Convergence is about breaking down islands of information based on traditional disciplines or professional categories or those created by the traditional organization of the architecture, engineering, construction, transportation, and utility and telecommunications industries. The convergence of architectural and engineering design, location, and 3D visualization and simulation technologies developed is resulting in a framework for interoperability across the lifecycle of building and infrastructure including design, construction, and operation and maintenance. The business drivers for this transformative technology advance are productivity and efficiency in the construction and facilities management industry, and improving the performance of facilities over their full life-cycle. The goal is seamless access to architectural, engineering design, and geospatial data inside, outside, and under a facility.

But convergence also means that during the post-construction phase of a facility there will be important benefits for egovernment. Convergence will enable governments to create a simulated urban environment that will have important implications for citizen involvement, urban planning, emergency planning, and first response. For example, first responders, instead of entering an emergency situation with no or severely limited information about the facility, will be able to have immediate and seamless access to a simulation of an urban environment including inside, outside, and underneath urban structures to enable them to deal safely and effectively with emergency situations.

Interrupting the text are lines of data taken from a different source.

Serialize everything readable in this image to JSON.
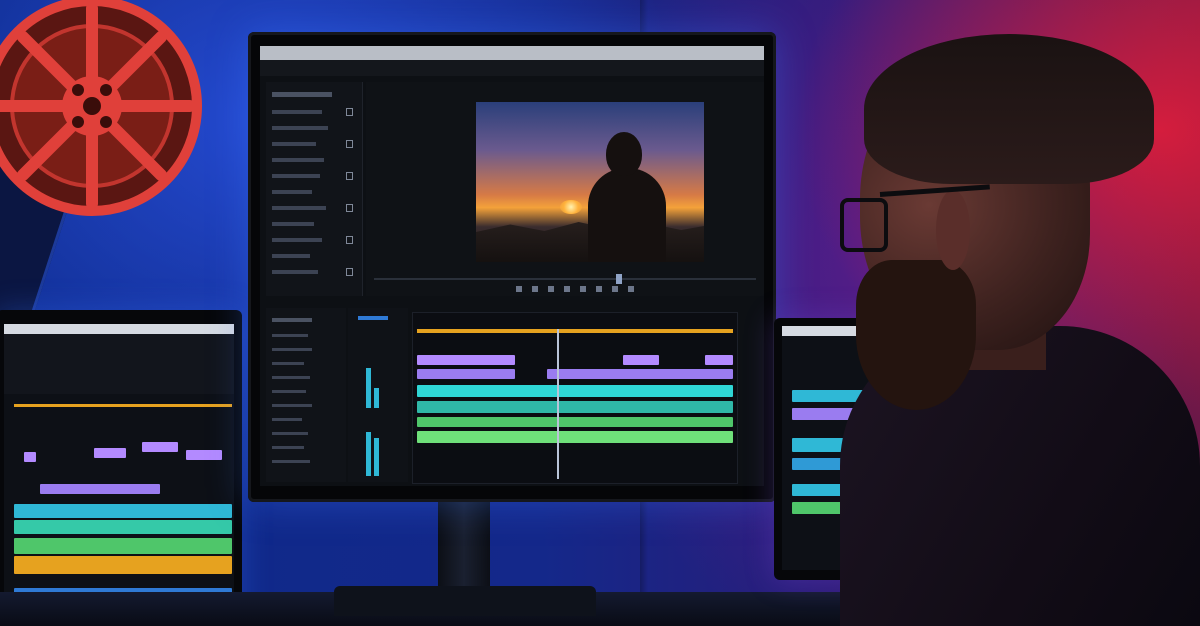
{
  "scene": {
    "description_colors": {
      "backdrop_blue": "#1f3fb0",
      "backdrop_red": "#e81e3a",
      "reel_red": "#e0403a",
      "timeline_purple": "#b38aff",
      "timeline_teal": "#2fd6d6",
      "timeline_green": "#6fe07a",
      "timeline_orange": "#e6a21f"
    }
  },
  "main_monitor": {
    "app_title": "",
    "viewer_label": ""
  }
}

The data that is required to simulate man-made structures more often then not already exists in precision digital form, as architectural plans in the form of engineering and architectural data files such as CAD drawings. Increasingly smarter design data is bring captured in the form of building information models (BIM) or network infrastructure models. Integrating precision architectural and engineering data with 2D and 3D locational data allows us to deliver a precise synthetic environment that can be used to simulate the inside (utilities, HVAC systems, furniture, elevators, walls, doors, windows, and structural details), outside (aerial utilities, full city blocks in 3D detail, road access), and under (underground water, wastewater, gas, power, and telecommunications systems) of an urban environment and make this available in a seamless web-based environment.

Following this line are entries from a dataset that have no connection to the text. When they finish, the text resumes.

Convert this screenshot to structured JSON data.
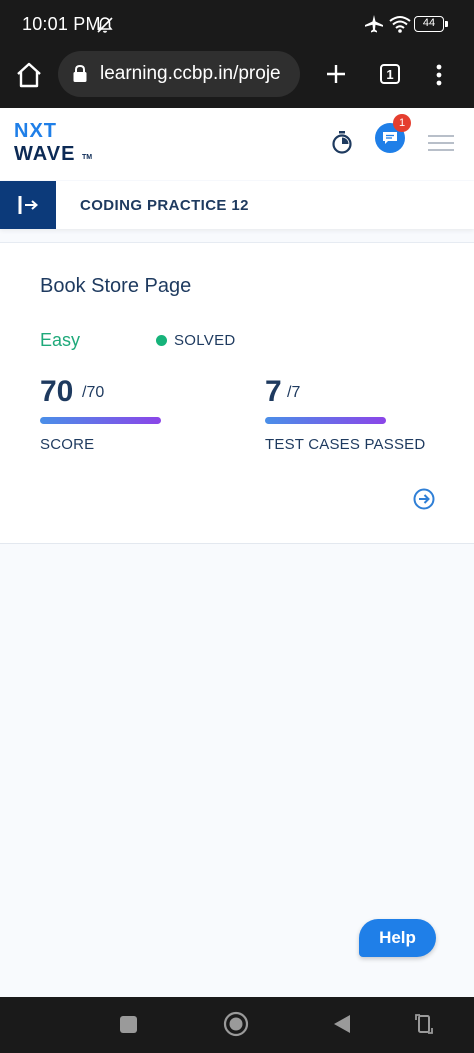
{
  "status_bar": {
    "time": "10:01 PM",
    "battery": "44",
    "icons": [
      "bell-off-icon",
      "airplane-icon",
      "wifi-icon",
      "battery-icon"
    ]
  },
  "browser": {
    "url": "learning.ccbp.in/proje",
    "tab_count": "1",
    "icons": [
      "home-icon",
      "lock-icon",
      "new-tab-plus-icon",
      "tabs-icon",
      "more-vert-icon"
    ]
  },
  "header": {
    "logo_line1": "NXT",
    "logo_line2": "WAVE",
    "logo_tm": "TM",
    "notification_count": "1",
    "icons": [
      "stopwatch-icon",
      "chat-icon",
      "menu-icon"
    ]
  },
  "practice": {
    "title": "CODING PRACTICE 12"
  },
  "card": {
    "title": "Book Store Page",
    "difficulty": "Easy",
    "status": "SOLVED",
    "score": {
      "value": "70",
      "total": "/70",
      "label": "SCORE",
      "progress": 1.0
    },
    "tests": {
      "value": "7",
      "total": "/7",
      "label": "TEST CASES PASSED",
      "progress": 1.0
    }
  },
  "help": {
    "label": "Help"
  },
  "colors": {
    "brand_blue": "#0c3a7a",
    "text_navy": "#1e3a5f",
    "easy_green": "#1fa97a",
    "help_blue": "#1f7fe8",
    "progress_start": "#4a8fe8",
    "progress_end": "#8b45e8"
  },
  "nav": {
    "icons": [
      "recents-square-icon",
      "home-circle-icon",
      "back-triangle-icon",
      "rotate-icon"
    ]
  }
}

Today’s 3D visualization, simulation, and gaming technology enable this data to be integrated into an easy-to-use, interactive model that allows the user to visualize and analyze all aspects of the urban environment. This can be achieved most easily if the facility design is intelligent, for example BIM which represents different classes of objects such as skeletal structure, walls, floors and ceilings, plumbing, heating and ventilation, telecommunications and utility networks, and terrain, but it is also feasible using existing CAD design data and even paper drawings. This means that when a first responder enters a facility to deal with an emergency situation, he or she will have at his or her finger tips all of the relevant precision architectural, engineering, and geospatial data inside, outside, and under that facility.

In summary, the integration of building information models (BIM), CAD, and geospatial technology with 3D visualization and simulation technologies is breaking down traditional islands of information and technology and this has important implications for the entire lifecycle of buildings and facilities. It will also dramatically impact areas of egovernment benefitting from a cross-disciplinary approach such as urban planning and development, emergency planning, and emergency response.

We are proposing a panel discussion with participants from several municipal governments who are leading in the area of convergence and its implications for governments to present what they see as their key business drivers that are motivating their cities to embark on this project.

Photo of Geoff Zeiss

Geoff Zeiss

Autodesk, Inc.

Geoff is a technology evangelist at Autodesk. His particular interests include streamlining the infrastructure management workflow at utilities, telecommunications firms and local government, open source geospatial and Web 2.0 and its impact on infrastructure management, and the convergence of architectural, engineering, geospatial, and 3D simulation and its implications for egovernment including citizen involvement, urban planning, emergency planning and first response. Geoff came to Autodesk from MCI VISION* Solutions where he was Director of Product Development. VISION* Solutions is credited with pioneering RDBMS-based spatial data management, CAD/GIS integration, and UML modeling in the utility, communications, and public works industries. He has more than 10 years experience developing enterprise geospatial solutions for the utilities, communications, and public works industries. Geoff is a frequent speaker at geospatial events around the world including OSCON, GITA (US, Australia, Japan), GeoBrazil, GeoTec, Location Intelligence, MapIndia, GIS in the Rockies, World Map Forum, Map Middle East, and MapAsia and recently received two Speaker Excellence Awards at GITA 2007.